A Boss's Quick-Start to Firmware Engineering, Part 1
Published in ESD July 2004
For novel ideas about building embedded systems (both hardware and firmware), join the 35,000 engineers who subscribe to The Embedded Muse, a free biweekly newsletter. The Muse has no hype and no vendor PR. Click here to subscribe.
By Jack Ganssle
I hear from plenty of readers that their bosses just don't "get" software. Efforts to institute even limited methods to produce better code are thwarted by well-meaning but uninformed managers chanting the "can't you just write more code?" mantra.

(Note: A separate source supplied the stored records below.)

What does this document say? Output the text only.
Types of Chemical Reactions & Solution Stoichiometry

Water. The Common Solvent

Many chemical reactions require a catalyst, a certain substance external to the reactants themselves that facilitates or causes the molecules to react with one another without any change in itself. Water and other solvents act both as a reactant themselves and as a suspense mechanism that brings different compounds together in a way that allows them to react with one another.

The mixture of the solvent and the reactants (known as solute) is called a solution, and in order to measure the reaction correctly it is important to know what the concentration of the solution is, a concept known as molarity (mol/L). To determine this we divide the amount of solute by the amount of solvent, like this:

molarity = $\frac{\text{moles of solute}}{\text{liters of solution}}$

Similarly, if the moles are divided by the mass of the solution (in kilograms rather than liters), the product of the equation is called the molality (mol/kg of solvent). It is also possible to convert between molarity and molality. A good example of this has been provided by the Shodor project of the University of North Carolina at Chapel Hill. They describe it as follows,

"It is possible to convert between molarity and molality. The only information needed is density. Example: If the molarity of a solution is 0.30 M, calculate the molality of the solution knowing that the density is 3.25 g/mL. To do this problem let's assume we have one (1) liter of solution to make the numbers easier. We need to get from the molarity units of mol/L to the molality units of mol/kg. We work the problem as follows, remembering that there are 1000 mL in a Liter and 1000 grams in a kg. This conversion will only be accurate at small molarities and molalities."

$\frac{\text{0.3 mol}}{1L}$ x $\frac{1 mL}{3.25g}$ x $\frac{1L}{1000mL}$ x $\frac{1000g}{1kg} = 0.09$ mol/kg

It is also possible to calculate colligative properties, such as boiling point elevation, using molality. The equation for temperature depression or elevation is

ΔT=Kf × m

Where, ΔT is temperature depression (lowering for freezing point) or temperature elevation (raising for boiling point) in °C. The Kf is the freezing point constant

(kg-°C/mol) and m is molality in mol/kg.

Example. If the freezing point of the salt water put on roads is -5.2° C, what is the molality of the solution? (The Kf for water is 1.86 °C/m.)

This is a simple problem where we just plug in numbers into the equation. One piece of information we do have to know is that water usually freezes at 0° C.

Yet when I talk to the bosses many admit they simply don't know the rules of the game. Software engineering isn't like building widgets or designing circuit boards. The disciplines are quite different, techniques and tools vary, and the people themselves all too often quirky and resistant to standard management ploys. Most haven't the time or patience to study dry tomes or keep up with the standard journals. So this month and next here's my short-intro to the subject. Give it to your boss.
So, dear boss, assuming you're reading this, the first message is one you already know. Firmware is the most expensive thing in the universe. Building embedded code will burn through your engineering budget at a rate matched only by a young gold-digger enjoying her barely-sentient ancient billionaire's fortune.
Most commercial firmware costs around $15 to $30 per line, measured from the start of a project till it's shipped. When developers tell you they can "code that puppy over the weekend" be very afraid. When they estimate $5/line, they're on drugs or not thinking clearly. Defense work with its attendant reams of documentation might run upwards of $100 per line or more; the space shuttle code is closer to $1000 per line, but is without a doubt the best code ever written.
$15-$30 per line translates into a six figure budget for even a tiny 5k line application. The moral: embarking on any development endeavor without a clear strategy is a sure path to squandering vast sums.
Like the company that asked me to evaluate a project that was 5 years late and looked more hopeless every day. I recommended they trash the $40m effort and start over, which they did. Or the startup which, despite my best efforts to convince them otherwise, believed the consultants' insanely optimistic schedule. They're now out of business - the startup, that is. The consultants are thriving.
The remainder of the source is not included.